Arkamızdan gelen bağırış seslerini aldırmadan doğru aşağıya gidiyorduk. O kadar komik bir haldeydik ki kahkaha atarken nefesim boğazıma kaçmış, birkaç saniye debelenmenin sonunda kahkaha atmaya devam etmiştim. Taha'nın da benden aşağı kalır yanı yoktu. Gülmesine rağmen koşmaya devam ediyor, arada beni düşürmemek için zıplatarak tekrar yukarı çekiyordu. Bizim çaylığın önüne geldiğimizde aşağıdan yukarı doğru çıkan babamları gördüm. Hatta sadece gören ben değildim! Babam da beni görmüştü!
"Ula Meryem!"
Soluklanmak için duran Taha'nın sırtına panikle vurdum. "Taha koş! Bu öncekinden daha acil, koş!"
Babamın buraya gelişini farkedince az önceye nazaran daha hızlı bir şekilde aşağı koşmaya başladı. Babamın arkamdan bağırışı bana dejavu yaşatırken toprak yolu bitirmiş sayılırdık. Koştuğundan dolayı aldığı kısa nefeslerin arasında "azıcık geri dur" diye yakındı. "Neden ya? Düşersem n'olacak?!" Diyerek sitem ettim.
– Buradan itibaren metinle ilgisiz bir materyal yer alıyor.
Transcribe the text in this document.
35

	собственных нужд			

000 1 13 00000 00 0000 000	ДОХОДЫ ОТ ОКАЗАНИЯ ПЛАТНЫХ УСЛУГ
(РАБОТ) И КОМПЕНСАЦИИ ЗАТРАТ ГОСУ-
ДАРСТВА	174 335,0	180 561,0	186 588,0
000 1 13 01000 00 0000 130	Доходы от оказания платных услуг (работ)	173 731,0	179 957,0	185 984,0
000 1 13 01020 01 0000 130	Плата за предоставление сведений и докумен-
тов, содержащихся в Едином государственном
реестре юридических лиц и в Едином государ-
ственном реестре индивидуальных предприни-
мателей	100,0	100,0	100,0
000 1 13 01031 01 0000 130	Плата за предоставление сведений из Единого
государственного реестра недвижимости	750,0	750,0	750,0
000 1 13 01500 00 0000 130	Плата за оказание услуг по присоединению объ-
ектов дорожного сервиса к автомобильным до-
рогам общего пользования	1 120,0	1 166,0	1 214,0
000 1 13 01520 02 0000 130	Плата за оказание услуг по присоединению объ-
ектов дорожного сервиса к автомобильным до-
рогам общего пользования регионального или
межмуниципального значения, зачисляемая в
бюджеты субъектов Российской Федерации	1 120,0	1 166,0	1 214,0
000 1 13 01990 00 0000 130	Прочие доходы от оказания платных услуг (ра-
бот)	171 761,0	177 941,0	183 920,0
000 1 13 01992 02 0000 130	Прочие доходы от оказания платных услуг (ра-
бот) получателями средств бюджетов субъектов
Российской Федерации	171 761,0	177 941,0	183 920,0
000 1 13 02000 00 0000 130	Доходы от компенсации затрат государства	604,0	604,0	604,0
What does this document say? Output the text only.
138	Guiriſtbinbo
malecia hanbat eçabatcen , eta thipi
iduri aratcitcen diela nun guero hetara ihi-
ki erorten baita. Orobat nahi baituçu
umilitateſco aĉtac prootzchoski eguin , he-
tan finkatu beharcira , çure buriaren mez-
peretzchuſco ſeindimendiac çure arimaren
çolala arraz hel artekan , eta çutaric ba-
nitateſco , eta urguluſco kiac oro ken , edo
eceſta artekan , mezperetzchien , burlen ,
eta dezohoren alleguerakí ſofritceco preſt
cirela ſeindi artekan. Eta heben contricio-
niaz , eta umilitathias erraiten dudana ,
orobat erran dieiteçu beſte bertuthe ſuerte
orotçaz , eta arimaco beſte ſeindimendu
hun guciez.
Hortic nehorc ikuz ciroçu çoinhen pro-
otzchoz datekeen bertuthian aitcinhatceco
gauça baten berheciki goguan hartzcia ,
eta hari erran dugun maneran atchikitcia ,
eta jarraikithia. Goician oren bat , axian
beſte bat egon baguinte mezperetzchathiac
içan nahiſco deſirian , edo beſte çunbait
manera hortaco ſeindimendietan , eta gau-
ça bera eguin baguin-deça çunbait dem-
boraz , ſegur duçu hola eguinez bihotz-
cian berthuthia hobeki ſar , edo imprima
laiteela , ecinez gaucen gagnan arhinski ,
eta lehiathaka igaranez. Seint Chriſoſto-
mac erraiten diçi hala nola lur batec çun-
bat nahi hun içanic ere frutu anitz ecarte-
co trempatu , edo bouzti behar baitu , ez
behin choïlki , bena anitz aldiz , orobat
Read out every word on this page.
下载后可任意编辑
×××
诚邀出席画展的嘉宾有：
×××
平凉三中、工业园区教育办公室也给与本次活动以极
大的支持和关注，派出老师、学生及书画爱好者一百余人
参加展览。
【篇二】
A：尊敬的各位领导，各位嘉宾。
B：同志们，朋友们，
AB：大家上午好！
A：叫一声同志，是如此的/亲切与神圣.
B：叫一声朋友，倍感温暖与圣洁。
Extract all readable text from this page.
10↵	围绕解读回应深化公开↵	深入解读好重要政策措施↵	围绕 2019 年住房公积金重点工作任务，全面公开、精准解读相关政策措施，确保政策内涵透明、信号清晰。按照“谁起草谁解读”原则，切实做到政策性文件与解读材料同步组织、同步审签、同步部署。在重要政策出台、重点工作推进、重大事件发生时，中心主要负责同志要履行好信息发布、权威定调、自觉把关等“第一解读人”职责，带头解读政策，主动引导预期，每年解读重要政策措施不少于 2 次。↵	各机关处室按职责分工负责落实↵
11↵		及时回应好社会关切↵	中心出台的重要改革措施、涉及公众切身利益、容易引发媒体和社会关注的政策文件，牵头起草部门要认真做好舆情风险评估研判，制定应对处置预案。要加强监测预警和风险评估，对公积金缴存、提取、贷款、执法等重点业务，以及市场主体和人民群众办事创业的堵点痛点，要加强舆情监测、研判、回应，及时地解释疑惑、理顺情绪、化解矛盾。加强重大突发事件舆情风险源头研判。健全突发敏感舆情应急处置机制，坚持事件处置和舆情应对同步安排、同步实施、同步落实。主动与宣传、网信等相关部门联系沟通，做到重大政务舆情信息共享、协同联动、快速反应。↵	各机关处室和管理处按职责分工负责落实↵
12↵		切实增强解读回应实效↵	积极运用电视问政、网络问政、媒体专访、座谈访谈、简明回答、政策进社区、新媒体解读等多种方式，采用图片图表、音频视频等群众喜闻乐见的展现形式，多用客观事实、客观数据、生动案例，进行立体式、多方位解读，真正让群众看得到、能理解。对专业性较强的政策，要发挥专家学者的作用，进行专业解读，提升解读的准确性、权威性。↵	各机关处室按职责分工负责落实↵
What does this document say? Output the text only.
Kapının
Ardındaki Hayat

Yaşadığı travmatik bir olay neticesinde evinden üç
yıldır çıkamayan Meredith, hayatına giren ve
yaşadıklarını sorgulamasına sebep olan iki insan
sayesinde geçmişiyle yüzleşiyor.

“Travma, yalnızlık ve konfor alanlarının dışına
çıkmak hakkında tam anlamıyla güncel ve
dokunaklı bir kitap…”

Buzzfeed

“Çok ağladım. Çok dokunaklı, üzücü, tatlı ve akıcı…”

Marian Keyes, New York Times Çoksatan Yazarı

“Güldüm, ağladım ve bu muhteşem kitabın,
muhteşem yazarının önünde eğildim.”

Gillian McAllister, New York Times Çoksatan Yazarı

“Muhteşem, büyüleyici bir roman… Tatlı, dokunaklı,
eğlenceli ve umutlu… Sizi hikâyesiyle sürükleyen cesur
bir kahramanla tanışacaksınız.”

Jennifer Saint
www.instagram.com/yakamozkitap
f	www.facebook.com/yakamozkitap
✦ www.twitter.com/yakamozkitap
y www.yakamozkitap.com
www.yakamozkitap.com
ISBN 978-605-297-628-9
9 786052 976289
Olduğu yerde durdu. "Göğsün sırtıma çarpıp duruyor Meryem!" Deyiverdi! Ağzımdan bir kahkaha kaçırdım ama öyle böyle değildi. Benim kahkahama eşlik olarak Taha da güldü. "İndir istiyorsan beni." Dedim normal olarak. "Yoo!" Dedi hain sırıtışıyla. Omuzuna hafif bir şekilde vurdum. "Çürüttün omuzumu ya!" Bir kere daha vurdum. "Taha'mın omuzu o! Çürümez!" Gülümsedi. Ardından tatlı bir yüz ifadesi takındı.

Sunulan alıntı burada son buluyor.